The value of $$\cot\left(\sum_{n=1}^{50} \tan^{-1}\left(\frac{1}{1+n+n^2}\right)\right)$$ is

We need to find $$\cot\left(\sum_{n=1}^{50} \tan^{-1}\left(\frac{1}{1+n+n^2}\right)\right)$$. Note that $$1 + n + n^2 = 1 + n(1 + n)$$, so $$\frac{1}{1 + n + n^2} = \frac{(n+1) - n}{1 + n(n+1)}$$.

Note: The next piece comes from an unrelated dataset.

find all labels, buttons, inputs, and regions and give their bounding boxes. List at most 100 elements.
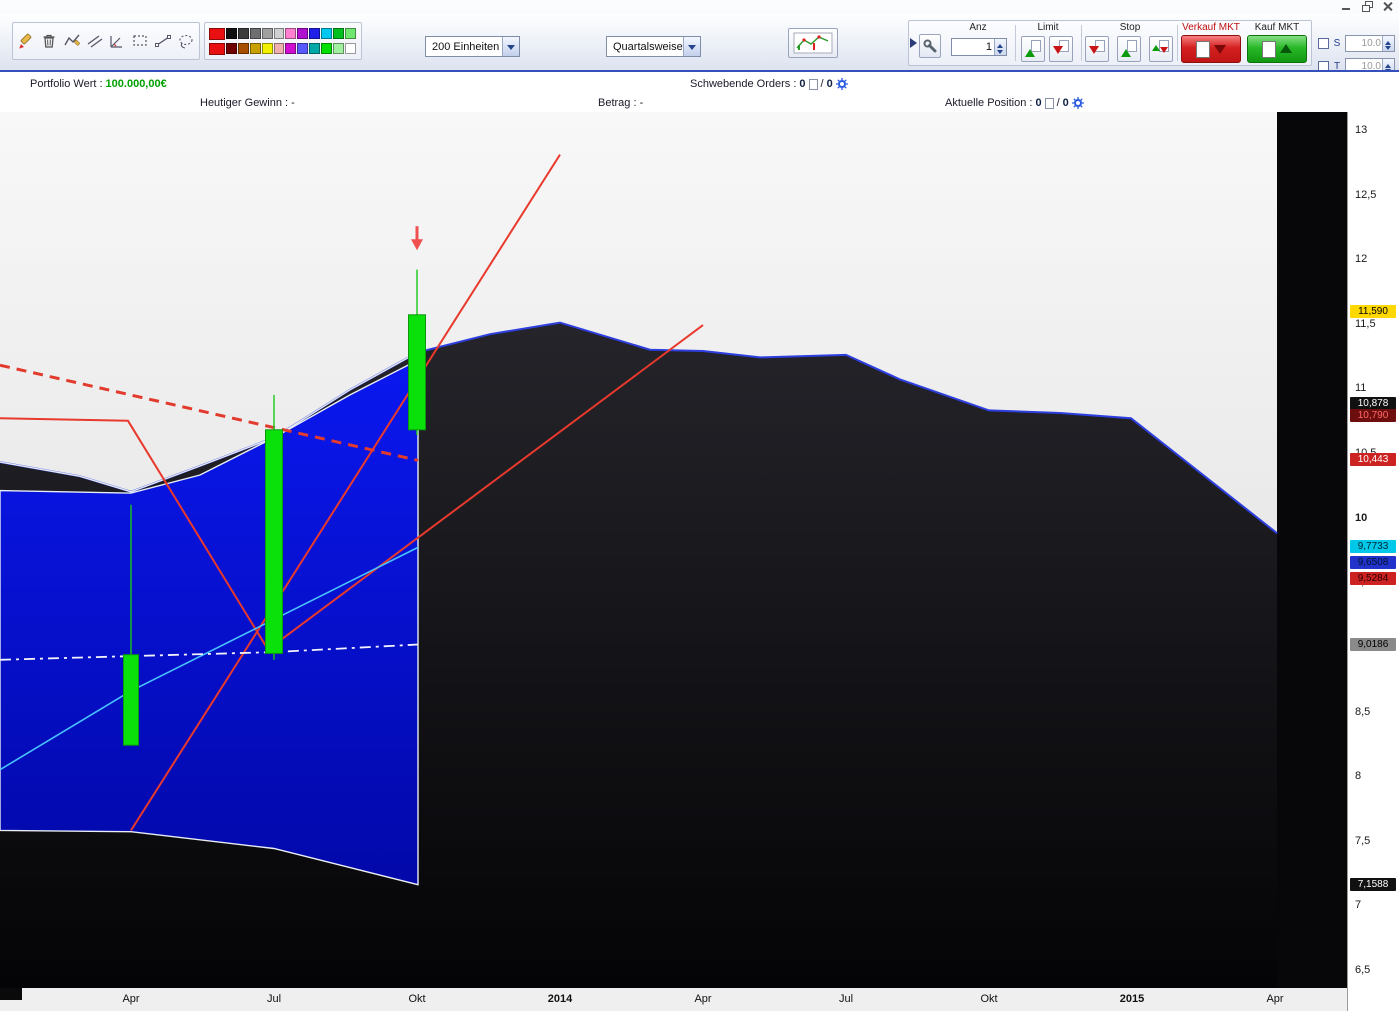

Using the inverse tangent subtraction formula $$\tan^{-1}A - \tan^{-1}B = \tan^{-1}\frac{A - B}{1 + AB}$$, we get $$\tan^{-1}\frac{(n+1) - n}{1 + n(n+1)} = \tan^{-1}(n+1) - \tan^{-1}(n)$$. Hence the sum telescopes:

$$\sum_{n=1}^{50} \tan^{-1}\left(\frac{1}{1+n+n^2}\right) = \sum_{n=1}^{50} [\tan^{-1}(n+1) - \tan^{-1}(n)] = \tan^{-1}(51) - \tan^{-1}(1) = \tan^{-1}(51) - \frac{\pi}{4}$$.

Let $$\theta = \tan^{-1}(51) - \frac{\pi}{4}$$. Then $$\tan\theta = \tan\left(\tan^{-1}(51) - \frac{\pi}{4}\right) = \frac{51 - 1}{1 + 51 \cdot 1} = \frac{50}{52} = \frac{25}{26}$$, so $$\cot\theta = \frac{1}{\tan\theta} = \frac{26}{25}$$.

The correct answer is Option C: $$\frac{26}{25}$$.